Thomas sintió una oleada de pánico. ¿Cuándo volvería a ver a Valentina? Dio las gracias a Immacolata por su hospitalidad y se volvió entonces hacia su hija. Los ojos oscuros de Valentina le miraban con intensidad, como si pudiera leerle el pensamiento. Las comisuras de sus labios se curvaron hasta dibujar una pequeña y tímida sonrisa y se le encendieron las mejillas. Thomas intentó encontrar las palabras, alguna palabra, pero no se le ocurrió ninguna. Había olvidado lo que quería decir, perdido como estaba en la mirada de Valentina. El sol había desaparecido ya detrás del mar y la luz de las velas parecía transformar en oro el marrón de sus ojos.

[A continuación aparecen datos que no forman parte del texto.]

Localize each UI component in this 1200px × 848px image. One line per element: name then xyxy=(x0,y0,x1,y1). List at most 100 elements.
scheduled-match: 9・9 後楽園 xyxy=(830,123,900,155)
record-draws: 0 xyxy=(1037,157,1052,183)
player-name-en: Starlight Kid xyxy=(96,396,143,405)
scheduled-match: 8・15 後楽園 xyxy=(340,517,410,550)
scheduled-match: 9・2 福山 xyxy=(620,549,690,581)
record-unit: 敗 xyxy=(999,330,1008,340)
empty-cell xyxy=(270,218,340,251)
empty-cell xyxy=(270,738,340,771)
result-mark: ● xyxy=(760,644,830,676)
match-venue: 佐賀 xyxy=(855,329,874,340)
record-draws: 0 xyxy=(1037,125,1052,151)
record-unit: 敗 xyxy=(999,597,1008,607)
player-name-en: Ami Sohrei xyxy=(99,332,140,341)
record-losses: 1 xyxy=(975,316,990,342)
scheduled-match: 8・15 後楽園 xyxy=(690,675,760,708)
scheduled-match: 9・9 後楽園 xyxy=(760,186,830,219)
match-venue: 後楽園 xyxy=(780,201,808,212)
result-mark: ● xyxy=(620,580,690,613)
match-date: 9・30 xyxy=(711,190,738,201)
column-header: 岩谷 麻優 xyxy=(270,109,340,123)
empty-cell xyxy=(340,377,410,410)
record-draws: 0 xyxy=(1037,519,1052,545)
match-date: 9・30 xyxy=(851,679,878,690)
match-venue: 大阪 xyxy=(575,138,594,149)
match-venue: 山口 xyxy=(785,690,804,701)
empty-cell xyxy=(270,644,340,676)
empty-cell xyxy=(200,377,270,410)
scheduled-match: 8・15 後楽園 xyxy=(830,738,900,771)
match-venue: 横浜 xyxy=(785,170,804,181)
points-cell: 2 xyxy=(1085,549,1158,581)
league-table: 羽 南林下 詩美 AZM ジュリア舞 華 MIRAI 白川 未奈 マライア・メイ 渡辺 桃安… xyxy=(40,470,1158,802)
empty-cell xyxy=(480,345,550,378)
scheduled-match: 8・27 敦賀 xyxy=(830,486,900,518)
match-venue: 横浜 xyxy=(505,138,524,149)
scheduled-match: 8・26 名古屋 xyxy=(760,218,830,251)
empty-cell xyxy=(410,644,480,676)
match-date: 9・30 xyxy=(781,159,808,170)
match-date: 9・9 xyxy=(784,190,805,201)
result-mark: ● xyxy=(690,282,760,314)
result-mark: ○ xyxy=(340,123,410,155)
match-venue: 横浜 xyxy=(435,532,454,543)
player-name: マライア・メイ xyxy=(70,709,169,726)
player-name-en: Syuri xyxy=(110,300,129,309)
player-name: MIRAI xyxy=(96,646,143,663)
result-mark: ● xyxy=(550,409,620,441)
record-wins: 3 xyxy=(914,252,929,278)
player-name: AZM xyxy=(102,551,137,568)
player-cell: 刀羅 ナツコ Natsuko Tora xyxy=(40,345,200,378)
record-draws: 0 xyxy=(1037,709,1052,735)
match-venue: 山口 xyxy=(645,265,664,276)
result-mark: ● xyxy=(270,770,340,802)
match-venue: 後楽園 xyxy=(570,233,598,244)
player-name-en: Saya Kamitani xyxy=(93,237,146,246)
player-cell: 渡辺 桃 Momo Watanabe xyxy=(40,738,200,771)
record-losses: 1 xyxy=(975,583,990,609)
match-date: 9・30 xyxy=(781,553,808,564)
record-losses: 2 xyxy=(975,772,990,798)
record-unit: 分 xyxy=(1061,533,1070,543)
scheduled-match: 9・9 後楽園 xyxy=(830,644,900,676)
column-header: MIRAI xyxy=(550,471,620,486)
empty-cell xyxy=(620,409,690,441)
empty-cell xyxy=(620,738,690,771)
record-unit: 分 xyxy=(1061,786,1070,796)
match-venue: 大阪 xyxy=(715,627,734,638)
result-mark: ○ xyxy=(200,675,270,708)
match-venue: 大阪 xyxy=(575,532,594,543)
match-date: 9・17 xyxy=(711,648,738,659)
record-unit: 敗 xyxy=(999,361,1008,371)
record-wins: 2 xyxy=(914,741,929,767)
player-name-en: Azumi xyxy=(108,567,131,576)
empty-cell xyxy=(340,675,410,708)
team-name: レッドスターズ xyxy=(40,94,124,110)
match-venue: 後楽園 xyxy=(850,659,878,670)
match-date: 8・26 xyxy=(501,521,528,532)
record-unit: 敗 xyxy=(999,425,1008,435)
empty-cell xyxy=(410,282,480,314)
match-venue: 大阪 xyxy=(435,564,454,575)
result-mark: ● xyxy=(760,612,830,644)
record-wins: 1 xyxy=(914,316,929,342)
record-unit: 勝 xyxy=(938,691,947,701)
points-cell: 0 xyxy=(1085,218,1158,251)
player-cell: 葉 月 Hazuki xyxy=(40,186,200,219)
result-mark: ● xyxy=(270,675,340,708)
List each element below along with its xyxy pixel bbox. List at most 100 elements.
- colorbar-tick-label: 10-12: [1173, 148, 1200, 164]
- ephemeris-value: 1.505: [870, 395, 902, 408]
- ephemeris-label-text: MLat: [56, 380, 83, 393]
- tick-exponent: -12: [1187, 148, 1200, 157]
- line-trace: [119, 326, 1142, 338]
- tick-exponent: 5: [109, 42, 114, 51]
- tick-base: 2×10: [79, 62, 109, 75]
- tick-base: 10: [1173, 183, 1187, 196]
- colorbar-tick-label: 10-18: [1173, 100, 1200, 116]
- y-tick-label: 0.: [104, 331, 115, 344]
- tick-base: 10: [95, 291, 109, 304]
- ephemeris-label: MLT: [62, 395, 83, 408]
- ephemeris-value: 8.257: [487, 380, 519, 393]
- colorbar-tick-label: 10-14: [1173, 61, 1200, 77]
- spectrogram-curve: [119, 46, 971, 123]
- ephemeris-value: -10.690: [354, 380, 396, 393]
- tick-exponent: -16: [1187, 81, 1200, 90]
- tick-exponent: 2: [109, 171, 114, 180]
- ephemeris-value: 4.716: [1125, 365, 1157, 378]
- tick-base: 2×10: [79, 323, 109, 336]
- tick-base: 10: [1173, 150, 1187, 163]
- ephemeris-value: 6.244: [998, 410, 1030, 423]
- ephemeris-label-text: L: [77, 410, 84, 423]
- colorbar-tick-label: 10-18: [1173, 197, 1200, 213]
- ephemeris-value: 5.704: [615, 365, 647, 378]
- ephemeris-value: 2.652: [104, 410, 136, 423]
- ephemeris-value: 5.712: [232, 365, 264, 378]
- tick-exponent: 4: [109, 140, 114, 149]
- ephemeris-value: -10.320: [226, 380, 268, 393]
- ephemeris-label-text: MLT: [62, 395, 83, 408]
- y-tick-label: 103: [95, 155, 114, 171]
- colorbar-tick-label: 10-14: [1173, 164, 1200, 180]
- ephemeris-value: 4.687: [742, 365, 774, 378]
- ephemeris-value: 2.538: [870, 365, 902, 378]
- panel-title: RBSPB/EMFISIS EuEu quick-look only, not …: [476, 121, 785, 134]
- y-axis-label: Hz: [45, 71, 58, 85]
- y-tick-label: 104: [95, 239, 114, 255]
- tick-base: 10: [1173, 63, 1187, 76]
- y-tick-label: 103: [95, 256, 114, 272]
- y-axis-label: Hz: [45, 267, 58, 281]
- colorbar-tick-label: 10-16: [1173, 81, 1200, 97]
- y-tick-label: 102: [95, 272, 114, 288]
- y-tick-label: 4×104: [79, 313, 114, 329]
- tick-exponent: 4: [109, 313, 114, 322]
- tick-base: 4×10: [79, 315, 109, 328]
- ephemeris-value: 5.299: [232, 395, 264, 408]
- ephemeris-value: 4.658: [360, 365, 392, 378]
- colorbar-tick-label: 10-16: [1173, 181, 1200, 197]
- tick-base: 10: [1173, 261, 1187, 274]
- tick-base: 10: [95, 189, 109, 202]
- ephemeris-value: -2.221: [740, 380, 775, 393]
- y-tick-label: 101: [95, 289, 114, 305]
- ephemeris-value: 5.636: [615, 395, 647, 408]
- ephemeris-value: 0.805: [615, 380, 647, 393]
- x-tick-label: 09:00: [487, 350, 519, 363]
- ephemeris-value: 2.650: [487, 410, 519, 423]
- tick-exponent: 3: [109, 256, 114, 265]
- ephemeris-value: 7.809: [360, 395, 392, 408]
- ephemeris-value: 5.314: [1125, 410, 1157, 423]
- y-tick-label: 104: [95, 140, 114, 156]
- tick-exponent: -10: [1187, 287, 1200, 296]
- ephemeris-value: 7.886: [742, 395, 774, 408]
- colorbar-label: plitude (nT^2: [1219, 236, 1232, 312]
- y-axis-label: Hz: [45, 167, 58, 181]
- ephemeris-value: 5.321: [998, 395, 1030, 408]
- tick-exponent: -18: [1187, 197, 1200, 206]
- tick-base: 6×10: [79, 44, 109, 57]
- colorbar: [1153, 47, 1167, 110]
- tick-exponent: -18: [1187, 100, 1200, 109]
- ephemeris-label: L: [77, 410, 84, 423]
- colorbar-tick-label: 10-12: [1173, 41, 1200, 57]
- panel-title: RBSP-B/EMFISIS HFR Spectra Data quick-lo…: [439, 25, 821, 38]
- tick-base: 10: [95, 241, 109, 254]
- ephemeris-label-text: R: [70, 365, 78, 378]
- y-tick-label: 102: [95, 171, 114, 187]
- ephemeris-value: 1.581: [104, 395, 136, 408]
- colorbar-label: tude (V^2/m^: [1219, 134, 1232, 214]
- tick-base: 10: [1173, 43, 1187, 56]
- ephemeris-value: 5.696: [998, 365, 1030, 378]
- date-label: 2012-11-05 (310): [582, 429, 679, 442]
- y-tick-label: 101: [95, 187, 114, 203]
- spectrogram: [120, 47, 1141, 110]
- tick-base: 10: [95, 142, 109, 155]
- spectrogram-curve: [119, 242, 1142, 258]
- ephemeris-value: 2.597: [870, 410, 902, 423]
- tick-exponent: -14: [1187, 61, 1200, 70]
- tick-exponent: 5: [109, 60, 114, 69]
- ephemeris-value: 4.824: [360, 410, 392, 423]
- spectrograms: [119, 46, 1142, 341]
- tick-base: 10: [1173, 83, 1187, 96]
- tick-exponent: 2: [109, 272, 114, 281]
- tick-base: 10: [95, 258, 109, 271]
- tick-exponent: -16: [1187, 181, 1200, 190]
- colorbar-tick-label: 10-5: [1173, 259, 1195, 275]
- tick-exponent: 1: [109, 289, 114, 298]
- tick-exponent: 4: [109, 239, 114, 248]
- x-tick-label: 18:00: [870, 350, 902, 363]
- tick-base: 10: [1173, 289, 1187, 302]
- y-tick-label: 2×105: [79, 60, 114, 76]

– Quizá tengamos el placer de volver a verla -dijo por fin, y su voz fue apenas un chirrido. Valentina estaba a punto de responder cuando su madre la interrumpió.

– ¿Por qué no vienen a la /esta de Santa Benedetta, mañana por la noche? -sugirió-. En la pequeña capilla de San Pasquale. Presenciarán un milagro y quizá Dios les conceda buena suerte. -Jugueteó con la cruz que colgaba de su cuello con sus toscas manos-. Valentina les acompañará -añadió.